Nitrate has long been focused due to its dominant proportion in PM_2.5. In this study, PM_2.5 samples were non-consecutively collected in a coastal city located in Western Pacific from March 6, 2019 to January 16, 2020. On the basis of the determination of water soluble inorganic ions and nitrogen and oxygen isotopic signatures of nitrate, its formation pathways were estimated by isotope fractionation calculation and NO_x source contributions were quantified with stable isotope analysis in R (SIAR) model. Results showed that δ¹⁵N-NO₃⁻ ranged from −3.7‰ to 32.1‰, and δ¹⁸O-NO₃⁻ varied from 38.1‰ to 101.4‰. Nitrate formation was dominated by oxidation of NO₂ with hydroxyl radical (OH) in spring, summer, and fall, while it was mainly controlled by N₂O₅ heterogeneous hydrolysis in winter. Quantitative analysis of NO_x sources contributing to nitrate by using SIAR model showed that estimated annual average contributions from diesel vehicle emission, gasoline vehicle emission, biogenic soil emission, biomass burning, and coal combustion were 25.6%, 21.4%, 21.1%, 17.4%, and 14.5%, respectively. The control of diesel vehicle emission is vital to nitrate reduction and air quality improvement in spring, summer, and fall, while coal combustion is the primary NO_x source to nitrate in winter. Posterior distribution of source contribution results from SIAR model presented more stable results in spring.

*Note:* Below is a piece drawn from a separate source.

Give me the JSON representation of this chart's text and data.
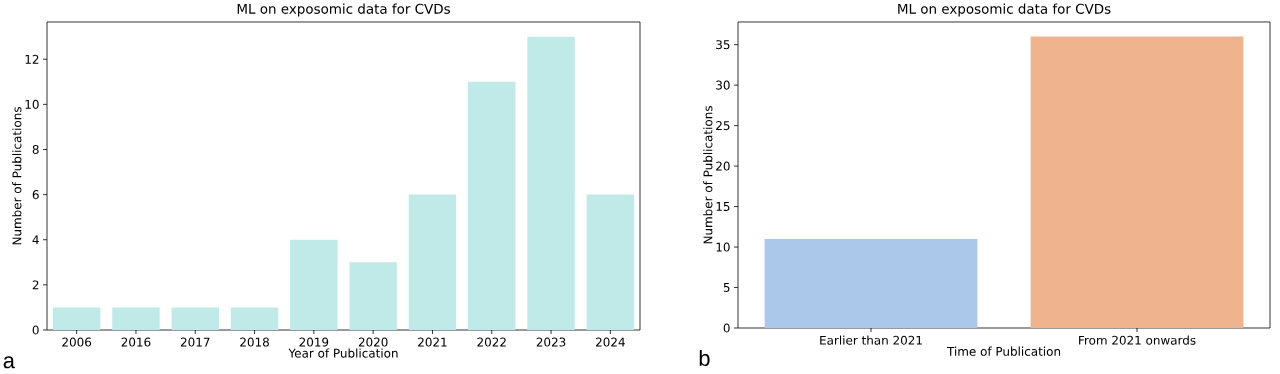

长期以来，硝酸盐因其在 PM _2.5中占主导地位而备受关注。本研究于 2019 年 3 月 6 日至 2020 年 1 月 16 日在位于西太平洋的一个沿海城市非连续采集 PM _2.5样品。在测定水溶性无机离子和硝酸盐氮氧同位素特征的基础上，通过同位素分馏计算估计其形成途径，并通过R（SIAR）模型中的稳定同位素分析量化NO _{x源贡献。}结果表明，δ ¹⁵ N-NO ₃ ^-范围为-3.7‰～32.1‰，δ ¹⁸ O-NO ₃ ^-从 38.1‰ 到 101.4‰ 不等。硝酸盐的生成在春季、夏季和秋季以羟基自由基（OH）氧化NO _{2为主，冬季主要以N 2} O ₅非均相水解控制。用SIAR模型定量分析NO _x对硝酸盐的贡献率表明，柴油车排放、汽油车排放、生物土壤排放、生物质燃烧和煤炭燃烧的年平均贡献分别为25.6%、21.4%、21.1%、17.4%和 14.5%，分别。控制柴油车排放对春夏秋季硝酸盐减少和空气质量改善至关重要，而燃煤是主要的_NOx冬季硝酸盐的来源。SIAR 模型的源贡献结果的后验分布在春季呈现出更稳定的结果。